When the Boxer Rebellion flared up in China the USA was in an interesting transitional period. Having recently successfully concluded a war with Spain her newly won foreign possessions made her an imperial power, and at the time large numbers of American troops were attempting to subdue their Philippine possession. Initially the US government tried to avoid getting involved in China but quickly realised that military force was necessary and shipped many troops from the Philippines. This set contains regular infantry, of which there were none present during the siege of the Legations in Peking nor in Seymour’s relief force. However many took part in Gaselee’s relief force and in subsequent operations against the Boxers.
As for many nations this was a period when coloured uniforms were giving way to drab ones. The figures in this set all wear the M1898 khaki blouse, which is correctly done with the four pockets. Trousers are covered below the knee with leggings, and on the head is the comfortable campaign hat, again correctly moulded. All this is correct, but we were surprised to see that the men were not in shirt-sleeved order. Much of the campaign took place in the very hot and dry Chinese summer, and photos suggest shirt-sleeved order was, quite naturally, the norm. These figures do not even have a top button open, which is smart but not a great choice in our view.
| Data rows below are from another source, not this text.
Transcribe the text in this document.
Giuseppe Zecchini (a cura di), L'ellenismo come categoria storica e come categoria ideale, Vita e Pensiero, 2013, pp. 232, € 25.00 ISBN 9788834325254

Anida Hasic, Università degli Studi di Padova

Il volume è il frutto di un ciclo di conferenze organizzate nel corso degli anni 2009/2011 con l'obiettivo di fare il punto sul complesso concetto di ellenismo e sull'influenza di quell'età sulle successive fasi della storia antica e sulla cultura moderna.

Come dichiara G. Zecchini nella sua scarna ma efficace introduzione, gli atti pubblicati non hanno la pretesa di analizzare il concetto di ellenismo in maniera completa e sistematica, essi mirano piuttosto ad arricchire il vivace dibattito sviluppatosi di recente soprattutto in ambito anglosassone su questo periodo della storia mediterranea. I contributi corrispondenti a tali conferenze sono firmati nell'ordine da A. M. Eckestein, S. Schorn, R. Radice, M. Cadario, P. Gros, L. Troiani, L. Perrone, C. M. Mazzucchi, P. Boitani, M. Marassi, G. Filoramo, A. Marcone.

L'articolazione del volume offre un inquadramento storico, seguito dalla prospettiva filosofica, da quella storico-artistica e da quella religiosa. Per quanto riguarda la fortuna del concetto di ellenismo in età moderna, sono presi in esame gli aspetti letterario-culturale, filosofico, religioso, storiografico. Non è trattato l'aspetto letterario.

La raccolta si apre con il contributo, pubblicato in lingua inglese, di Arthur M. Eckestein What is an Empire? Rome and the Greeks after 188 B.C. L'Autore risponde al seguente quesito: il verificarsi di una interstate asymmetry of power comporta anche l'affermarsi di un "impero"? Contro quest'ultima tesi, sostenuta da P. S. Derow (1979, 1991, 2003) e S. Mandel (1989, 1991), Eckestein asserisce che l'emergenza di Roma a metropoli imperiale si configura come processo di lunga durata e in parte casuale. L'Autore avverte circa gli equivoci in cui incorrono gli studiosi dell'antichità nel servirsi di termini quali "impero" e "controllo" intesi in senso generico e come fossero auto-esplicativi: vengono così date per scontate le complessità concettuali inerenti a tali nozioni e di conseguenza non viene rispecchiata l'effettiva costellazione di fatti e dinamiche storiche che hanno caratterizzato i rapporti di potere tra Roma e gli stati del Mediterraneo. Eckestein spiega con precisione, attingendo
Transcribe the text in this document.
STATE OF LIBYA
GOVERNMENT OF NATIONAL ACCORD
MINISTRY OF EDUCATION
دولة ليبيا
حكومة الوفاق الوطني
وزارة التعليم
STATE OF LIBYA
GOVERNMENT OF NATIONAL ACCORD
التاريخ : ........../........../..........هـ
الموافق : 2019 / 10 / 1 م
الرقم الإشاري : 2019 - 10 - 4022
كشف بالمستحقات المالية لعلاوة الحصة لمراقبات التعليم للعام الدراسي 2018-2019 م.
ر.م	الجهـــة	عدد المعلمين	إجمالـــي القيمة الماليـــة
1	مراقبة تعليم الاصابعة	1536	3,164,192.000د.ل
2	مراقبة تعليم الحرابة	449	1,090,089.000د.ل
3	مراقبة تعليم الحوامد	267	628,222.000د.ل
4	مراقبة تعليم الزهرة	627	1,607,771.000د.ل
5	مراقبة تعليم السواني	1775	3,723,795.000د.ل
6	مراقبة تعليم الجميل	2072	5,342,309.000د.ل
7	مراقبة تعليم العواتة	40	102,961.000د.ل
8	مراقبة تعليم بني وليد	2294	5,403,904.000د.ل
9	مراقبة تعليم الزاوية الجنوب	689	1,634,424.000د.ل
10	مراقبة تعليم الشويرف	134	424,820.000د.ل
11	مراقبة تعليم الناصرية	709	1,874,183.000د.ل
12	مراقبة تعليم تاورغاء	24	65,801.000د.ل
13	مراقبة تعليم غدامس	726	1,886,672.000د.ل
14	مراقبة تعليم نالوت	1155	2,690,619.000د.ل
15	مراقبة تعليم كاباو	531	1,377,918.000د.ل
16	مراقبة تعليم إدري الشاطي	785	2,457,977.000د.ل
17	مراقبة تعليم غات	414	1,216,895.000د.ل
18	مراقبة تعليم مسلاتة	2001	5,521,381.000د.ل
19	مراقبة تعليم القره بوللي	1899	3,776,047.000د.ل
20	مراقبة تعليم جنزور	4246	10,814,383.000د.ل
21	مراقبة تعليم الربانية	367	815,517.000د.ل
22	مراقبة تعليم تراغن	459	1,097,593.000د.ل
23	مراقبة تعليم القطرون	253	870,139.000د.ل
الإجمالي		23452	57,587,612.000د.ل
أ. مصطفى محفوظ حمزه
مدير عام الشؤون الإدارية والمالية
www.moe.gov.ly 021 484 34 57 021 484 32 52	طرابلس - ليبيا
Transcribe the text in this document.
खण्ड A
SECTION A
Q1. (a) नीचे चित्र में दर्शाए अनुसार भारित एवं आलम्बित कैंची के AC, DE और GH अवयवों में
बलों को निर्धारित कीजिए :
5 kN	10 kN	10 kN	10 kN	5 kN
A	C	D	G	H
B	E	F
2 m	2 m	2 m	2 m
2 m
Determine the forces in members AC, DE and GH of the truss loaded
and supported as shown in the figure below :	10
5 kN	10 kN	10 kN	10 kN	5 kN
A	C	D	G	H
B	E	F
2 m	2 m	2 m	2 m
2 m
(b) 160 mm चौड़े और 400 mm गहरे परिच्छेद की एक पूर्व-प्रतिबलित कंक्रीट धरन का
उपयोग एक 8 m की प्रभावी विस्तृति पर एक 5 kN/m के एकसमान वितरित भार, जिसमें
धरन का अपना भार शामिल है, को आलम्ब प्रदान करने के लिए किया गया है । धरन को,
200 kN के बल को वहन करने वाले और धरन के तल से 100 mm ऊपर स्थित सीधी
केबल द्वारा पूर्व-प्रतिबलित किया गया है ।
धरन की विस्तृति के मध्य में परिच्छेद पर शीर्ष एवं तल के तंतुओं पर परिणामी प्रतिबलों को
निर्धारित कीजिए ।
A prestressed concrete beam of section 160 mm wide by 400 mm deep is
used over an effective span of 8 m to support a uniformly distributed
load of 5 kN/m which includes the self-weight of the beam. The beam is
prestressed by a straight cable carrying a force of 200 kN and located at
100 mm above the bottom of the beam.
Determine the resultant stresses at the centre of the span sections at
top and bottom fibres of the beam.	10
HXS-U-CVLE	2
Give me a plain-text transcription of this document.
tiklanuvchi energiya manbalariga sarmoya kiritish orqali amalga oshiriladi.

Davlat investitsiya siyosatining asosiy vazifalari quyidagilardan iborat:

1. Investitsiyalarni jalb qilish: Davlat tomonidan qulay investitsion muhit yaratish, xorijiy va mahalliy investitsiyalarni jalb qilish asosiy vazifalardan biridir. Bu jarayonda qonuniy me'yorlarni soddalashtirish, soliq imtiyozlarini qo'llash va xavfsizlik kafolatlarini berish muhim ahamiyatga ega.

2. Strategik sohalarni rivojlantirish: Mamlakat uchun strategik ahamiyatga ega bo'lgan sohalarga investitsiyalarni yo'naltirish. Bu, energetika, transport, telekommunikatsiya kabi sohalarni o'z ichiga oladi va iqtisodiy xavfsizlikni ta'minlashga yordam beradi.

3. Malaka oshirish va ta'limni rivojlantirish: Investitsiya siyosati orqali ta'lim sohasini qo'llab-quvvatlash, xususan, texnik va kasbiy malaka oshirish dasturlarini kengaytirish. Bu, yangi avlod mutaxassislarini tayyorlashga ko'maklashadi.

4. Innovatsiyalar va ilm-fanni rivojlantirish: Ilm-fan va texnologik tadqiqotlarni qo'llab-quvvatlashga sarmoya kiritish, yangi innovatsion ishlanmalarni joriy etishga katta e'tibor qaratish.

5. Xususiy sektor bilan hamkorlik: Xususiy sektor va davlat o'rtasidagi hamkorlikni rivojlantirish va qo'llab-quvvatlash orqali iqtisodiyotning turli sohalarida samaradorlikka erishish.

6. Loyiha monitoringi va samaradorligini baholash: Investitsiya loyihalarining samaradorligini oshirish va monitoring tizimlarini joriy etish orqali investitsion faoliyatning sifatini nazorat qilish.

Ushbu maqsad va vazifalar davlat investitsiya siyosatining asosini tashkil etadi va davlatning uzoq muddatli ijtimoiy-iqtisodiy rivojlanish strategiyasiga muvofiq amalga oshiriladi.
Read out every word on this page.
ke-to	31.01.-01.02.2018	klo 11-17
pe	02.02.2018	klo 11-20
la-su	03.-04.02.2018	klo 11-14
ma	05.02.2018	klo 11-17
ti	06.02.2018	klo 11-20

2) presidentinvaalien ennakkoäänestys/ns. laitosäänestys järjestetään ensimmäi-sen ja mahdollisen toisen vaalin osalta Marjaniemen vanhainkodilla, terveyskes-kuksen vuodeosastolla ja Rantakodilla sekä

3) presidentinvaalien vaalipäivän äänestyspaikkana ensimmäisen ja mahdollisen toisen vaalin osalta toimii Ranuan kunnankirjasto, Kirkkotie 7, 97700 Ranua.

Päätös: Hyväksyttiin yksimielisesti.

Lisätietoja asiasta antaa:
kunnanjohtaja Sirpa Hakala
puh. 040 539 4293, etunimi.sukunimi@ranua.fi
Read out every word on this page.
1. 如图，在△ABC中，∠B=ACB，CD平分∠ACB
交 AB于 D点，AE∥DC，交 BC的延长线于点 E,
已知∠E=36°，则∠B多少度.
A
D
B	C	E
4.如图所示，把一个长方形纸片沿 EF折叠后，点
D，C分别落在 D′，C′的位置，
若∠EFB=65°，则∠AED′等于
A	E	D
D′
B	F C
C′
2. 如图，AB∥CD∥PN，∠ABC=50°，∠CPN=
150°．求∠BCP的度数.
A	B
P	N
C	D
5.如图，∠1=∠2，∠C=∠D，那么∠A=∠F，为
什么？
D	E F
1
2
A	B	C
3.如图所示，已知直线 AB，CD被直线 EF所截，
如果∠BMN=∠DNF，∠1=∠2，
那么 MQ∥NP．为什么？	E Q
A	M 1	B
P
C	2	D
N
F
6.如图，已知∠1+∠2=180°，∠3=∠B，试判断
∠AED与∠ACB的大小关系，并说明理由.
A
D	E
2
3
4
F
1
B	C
Most figures have a waist belt (on which they would carry their ammunition) and a few have a canteen on a strap across the chest. All these items are correct, but the wonder is these men are so lightly equipped. Many have no canteen, one has no belt and none have a knapsack, rolled blanket, haversack or other impedimenta. A grand total of three of the poses have a scabbard for their bayonet – an item which should have been the norm. Such light order would have been possible but probably the exception rather than the rule, so we would have liked to have seen a more usual level of kit. One item some figures do have is a small pouch attached to the belt. We cannot explain this item except to say that it looks like the old percussion cap pouch, a completely obsolete item by 1900.
The poses are an unremarkable but perfectly serviceable bunch. Hand-to-hand fighting with Boxers or Imperial Chinese troops was very rare so the best pose – the man thrusting with his bayonet – is less appealing than it first seems, but the good number of firing poses is highly appropriate. On the whole these are not quite as flat as earlier RedBox output so will do well enough here.
Although the detail is not bad it is very shallow and sometimes hard to make out. For example the waist belts should have either single or double rows of cartridges, yet these are without detail here. Also straps tend to be rather random. Two figures (the first one in the first two rows) have a strap over the left shoulder but nothing at the hip, making it look like some reversed Sam Browne belt. Occasionally things get really ugly – just looking at the head of the crawling figure sends a shiver down the spine. Lastly the running figure in the last row has a large lump on his left arm/chest which defies any explanation. Flash levels are quite variable but there is certainly some trimming required here.
In summary then the choice of blouses for all these men and the unimpressive sculpting leaves much room for improvement. An average set at best.